Tras 137 años de historia, ayer se celebró, durante más de cuatro horas, la asamblea que puso punto y final a la CAM y que fue presidida por José Antonio Iturriaga, Tomás González, Benicio Herranz, los interventores del Fondo de Reestructuración Ordenada Bancaria (FROB), y el directivo Bernardo Chuliá.
Pese a que había 180 personas llamadas a la asamblea, acudieron alrededor de un centenar, entre los que no se encontraba ni el ex presidente Modesto Crespo, ni los ex directores generales Roberto López Abad y María Dolores Amorós, directivos de la cúpula que llevó a la CAM a ser intervenida por el Banco de España.

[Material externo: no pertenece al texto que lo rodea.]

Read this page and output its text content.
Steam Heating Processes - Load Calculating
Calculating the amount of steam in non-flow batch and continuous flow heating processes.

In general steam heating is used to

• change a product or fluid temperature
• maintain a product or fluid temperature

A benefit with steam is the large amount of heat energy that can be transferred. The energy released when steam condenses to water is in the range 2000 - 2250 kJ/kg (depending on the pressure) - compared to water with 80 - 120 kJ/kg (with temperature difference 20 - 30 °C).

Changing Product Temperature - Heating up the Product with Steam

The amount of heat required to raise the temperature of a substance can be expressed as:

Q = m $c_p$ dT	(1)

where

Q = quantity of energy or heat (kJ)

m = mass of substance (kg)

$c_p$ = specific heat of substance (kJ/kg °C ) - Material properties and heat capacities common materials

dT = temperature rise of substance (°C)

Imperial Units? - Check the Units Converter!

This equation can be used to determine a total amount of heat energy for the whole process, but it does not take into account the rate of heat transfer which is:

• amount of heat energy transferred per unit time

Si bien sabían que la decisión de la asamblea no era vinculante, porque la medida era defendida por los miembros del FROB, dos tercios de los presentes rechazaron el punto clave de amortizar a cero las cuentas participativas, informó EFE.
Con esta medida, la CAM pasa de ser la cuarta caja de España por detrás de La Caixa, Caja Madrid y Bancaja a cerrar como consecuencia del desproporcionado peso del negocio inmobiliario.
El responsable de Personal de la CAM, Carlos Navarro, confirmó que el dinero de la liquidación pasará a las fundaciones ligadas a la entidad y que los 2,5 millones de euros que la Obra Social había aprobado para reconstruir el santuario de Lorca serán asumidos por el Ministerio de Cultura.
El portavoz de la Plataforma CAM de afectados, Carlos Pena, afirmó que el rechazo de la asamblea al acuerdo debería obligar al FROB o al Sabadell a asumir la devolución de los 292 millones de euros que se vendieron en cuotas.
El descontento de los casi 54.000 afectados es tan grande que los asambleístas fueron recibidos por un centenar de titulares con pitos, gritos e insultos.